HIVE Partition Concepts – Managed Table and External Table Partition

In the below post we are going to understand about HIVE Partition and Concepts of HIVE partitioning in detail.

Partitions are essentially horizontal slices of data that divides the larger set of data into small manageable chunks.

In HIVE, partitioning is supported for both managed and external table. Partitioning can be done based on one or more than one columns to impose multi-dimensional structure on directory storage.

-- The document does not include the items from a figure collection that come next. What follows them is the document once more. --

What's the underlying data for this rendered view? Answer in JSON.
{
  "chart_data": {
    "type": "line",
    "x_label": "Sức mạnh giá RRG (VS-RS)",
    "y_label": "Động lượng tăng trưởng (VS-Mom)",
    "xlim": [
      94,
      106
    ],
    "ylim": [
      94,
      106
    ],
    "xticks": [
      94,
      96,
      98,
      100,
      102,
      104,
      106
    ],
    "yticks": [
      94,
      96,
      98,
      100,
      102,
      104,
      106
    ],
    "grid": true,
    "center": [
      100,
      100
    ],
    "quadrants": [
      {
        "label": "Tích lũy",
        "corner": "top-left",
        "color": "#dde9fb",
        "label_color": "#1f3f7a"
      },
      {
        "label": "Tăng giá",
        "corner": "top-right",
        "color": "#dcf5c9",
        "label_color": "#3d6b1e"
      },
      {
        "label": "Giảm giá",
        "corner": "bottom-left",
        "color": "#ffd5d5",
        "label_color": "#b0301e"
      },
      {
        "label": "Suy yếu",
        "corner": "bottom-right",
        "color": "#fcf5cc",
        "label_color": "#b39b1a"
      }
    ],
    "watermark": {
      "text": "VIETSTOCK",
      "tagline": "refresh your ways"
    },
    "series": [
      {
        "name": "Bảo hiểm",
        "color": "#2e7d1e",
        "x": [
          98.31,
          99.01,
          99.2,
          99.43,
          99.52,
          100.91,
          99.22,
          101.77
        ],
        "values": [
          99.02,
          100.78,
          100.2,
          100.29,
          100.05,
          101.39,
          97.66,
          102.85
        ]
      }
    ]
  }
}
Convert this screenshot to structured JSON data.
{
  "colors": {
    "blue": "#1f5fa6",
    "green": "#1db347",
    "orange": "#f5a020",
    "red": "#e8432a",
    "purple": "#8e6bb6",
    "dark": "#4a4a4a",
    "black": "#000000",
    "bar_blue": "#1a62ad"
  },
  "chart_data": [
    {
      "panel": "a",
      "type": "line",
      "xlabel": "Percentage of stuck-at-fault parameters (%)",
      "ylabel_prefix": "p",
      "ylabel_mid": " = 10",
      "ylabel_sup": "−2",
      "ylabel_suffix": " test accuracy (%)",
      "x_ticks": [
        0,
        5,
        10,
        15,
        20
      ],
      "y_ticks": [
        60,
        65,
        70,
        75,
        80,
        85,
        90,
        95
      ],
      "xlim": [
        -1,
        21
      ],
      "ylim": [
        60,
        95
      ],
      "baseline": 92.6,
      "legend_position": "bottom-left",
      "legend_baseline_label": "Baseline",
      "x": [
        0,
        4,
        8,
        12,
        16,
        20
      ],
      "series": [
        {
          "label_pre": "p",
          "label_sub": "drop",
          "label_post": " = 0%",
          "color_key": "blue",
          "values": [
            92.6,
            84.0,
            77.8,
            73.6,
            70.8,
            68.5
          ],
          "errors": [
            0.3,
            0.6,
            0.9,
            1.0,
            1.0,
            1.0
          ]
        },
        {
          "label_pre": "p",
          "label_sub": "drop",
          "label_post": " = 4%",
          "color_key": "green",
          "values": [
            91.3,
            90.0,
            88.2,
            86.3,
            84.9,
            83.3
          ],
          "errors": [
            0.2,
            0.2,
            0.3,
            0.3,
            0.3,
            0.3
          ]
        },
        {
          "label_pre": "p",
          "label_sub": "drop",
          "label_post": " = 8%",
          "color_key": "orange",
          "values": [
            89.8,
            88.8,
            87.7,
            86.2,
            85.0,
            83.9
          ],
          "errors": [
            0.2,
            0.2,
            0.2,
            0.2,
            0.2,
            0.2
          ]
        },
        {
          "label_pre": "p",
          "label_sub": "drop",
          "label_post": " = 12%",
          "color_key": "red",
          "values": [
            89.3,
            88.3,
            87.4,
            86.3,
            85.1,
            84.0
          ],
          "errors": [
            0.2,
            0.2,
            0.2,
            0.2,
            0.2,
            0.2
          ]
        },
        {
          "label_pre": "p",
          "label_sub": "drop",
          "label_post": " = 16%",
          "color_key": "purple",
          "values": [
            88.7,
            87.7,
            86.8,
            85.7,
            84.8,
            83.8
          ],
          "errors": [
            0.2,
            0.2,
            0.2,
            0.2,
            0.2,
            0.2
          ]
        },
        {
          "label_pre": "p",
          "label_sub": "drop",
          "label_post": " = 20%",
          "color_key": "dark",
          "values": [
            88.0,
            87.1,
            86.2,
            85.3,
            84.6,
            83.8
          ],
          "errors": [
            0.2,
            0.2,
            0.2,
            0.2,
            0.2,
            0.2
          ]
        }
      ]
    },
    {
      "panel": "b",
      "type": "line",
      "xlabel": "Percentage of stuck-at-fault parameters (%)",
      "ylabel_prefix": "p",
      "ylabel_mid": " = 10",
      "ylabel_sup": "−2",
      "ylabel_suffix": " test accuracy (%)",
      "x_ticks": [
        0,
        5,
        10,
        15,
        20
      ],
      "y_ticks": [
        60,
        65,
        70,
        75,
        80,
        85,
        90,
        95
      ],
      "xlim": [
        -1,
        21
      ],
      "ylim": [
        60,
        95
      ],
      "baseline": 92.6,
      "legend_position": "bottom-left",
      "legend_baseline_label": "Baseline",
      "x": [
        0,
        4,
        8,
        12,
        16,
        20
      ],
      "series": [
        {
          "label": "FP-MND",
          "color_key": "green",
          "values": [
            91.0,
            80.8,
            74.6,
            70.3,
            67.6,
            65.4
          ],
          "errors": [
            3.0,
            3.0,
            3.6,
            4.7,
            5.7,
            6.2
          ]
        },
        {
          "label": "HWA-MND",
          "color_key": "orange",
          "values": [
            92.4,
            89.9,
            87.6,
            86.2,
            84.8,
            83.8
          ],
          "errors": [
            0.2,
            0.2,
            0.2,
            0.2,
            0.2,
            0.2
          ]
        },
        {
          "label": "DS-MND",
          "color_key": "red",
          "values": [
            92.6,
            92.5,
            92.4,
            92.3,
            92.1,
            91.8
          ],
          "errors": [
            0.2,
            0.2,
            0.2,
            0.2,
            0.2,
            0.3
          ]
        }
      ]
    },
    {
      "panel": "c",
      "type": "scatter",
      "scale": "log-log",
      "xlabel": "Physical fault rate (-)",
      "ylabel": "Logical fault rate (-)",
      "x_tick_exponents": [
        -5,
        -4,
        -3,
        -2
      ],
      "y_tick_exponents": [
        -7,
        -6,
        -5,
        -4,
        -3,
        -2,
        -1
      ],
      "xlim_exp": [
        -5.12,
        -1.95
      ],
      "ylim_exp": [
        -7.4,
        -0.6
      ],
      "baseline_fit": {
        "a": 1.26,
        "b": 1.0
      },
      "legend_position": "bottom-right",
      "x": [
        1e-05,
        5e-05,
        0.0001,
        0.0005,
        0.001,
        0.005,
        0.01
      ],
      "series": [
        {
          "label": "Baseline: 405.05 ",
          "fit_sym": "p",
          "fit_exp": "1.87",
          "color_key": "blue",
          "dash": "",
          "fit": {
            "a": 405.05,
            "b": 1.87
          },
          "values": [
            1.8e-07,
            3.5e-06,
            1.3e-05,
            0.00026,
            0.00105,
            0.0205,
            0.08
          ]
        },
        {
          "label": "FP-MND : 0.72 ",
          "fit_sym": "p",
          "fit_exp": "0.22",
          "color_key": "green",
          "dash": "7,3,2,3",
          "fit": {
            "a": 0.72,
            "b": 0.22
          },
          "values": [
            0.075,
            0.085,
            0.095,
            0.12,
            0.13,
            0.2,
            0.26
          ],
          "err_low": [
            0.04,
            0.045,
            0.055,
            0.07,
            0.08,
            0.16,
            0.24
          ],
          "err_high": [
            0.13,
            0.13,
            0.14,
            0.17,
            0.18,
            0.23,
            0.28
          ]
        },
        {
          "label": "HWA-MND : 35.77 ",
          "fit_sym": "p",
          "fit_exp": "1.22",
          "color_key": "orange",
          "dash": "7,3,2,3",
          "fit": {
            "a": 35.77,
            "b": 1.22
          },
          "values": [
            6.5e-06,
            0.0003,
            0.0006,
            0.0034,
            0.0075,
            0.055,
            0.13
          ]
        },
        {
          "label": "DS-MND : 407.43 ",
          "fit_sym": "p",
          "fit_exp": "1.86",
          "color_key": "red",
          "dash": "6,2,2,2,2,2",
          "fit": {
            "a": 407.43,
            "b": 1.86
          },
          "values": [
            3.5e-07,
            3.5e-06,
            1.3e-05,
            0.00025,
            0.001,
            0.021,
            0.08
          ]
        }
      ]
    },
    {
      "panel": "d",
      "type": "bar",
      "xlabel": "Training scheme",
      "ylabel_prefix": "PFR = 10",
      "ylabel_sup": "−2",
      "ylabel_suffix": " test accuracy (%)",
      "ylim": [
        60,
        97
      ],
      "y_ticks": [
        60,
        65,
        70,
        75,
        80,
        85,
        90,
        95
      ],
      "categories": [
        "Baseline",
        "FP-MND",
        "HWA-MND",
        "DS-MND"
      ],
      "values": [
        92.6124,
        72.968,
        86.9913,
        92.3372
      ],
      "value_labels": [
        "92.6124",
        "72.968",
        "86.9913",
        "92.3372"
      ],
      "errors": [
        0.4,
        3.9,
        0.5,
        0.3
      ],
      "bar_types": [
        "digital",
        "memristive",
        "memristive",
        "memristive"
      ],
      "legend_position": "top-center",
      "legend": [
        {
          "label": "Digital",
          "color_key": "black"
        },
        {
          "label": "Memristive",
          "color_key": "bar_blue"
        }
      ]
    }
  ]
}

Partition column is a virtual column that does not exist on the file as a column. HIVE queries can take advantage of the partitioned data for better performance.

HIVE Partition – Managed Table Partitioning

Let us discuss the HIVE partition concept for the managed table first.

Our human resource (HR) team might be interested in looking the data country-wise and then state-wise. Therefore, let us first partition the data first county-wise and then state-wise.

CREATE TABLE IF NOT EXISTS financial.EMP
(
Ename STRING,
EmpID INT,
Salary FLOAT,
Tax MAP<STRING, FLOAT>,
Subordinates ARRAY<STRING>,
Address STRUCT<city: STRING, state: STRING, zip: INT>
)
PARTITIONED BY (country STRING, state STRING);

Partitioning tables changes how HIVE structures the data storage. HIVE will create sub-directories to reflect the partition structure. For Example:

...

…/Emp/country=IN/state=KA

…/Emp/country=IN/state=BH

…

…/Emp/country=US/state=NC

…/Emp/country=US/state=AL

…

If the table data and the number of partitions are large then a HIVE query across all partitions it can trigger enormous MapReduce jobs.

In such case, we put the HIVE into “strict” mode by setting up the below parameter.

hive> set hive.mapred.mode=strict;

The above parameter prohibits the HIVE queries on partitioned tables to run without a WHERE clause.

SHOW PARTITION Syntax

hive> SHOW PARTITIONS EMP;

HIVE Partition – External Table Partitioning

Partitioning external table has the added advantage of sharing the data with other tools, while still optimizing the query performance.

CREATE EXTERNAL TABLE IF NOT EXISTS log_tracking

(
ID STRING,
SERVER STRING,
MESSAGE STRING,
)

PARTITIONED BY (YEAR INT,MONTH INT,DAY INT)
ROW FORMAT DELIMITED FIELDS TERMINATED BY '\n';

When we created a non-partitioned external table, we need the “LOCATION” as the mandatory clause.

But for the partitioned external table, the clause is not mandatory. We use ALTER table statement to add each partition separately.

ALTER TABLE log_tracking ADD PARTITION(YEAR=2016, MONTH=12, DAY=3)

LOCATION ‘hdfs://server_name/data/log_tracking/2016/12/03’;

SHOW PARTITIONS log_tracking;
…
Year=2016/month=12/day=3
…
…

Similarly, DESCRIBE EXTENDED log_tracking will show the detailed information of the partition keys.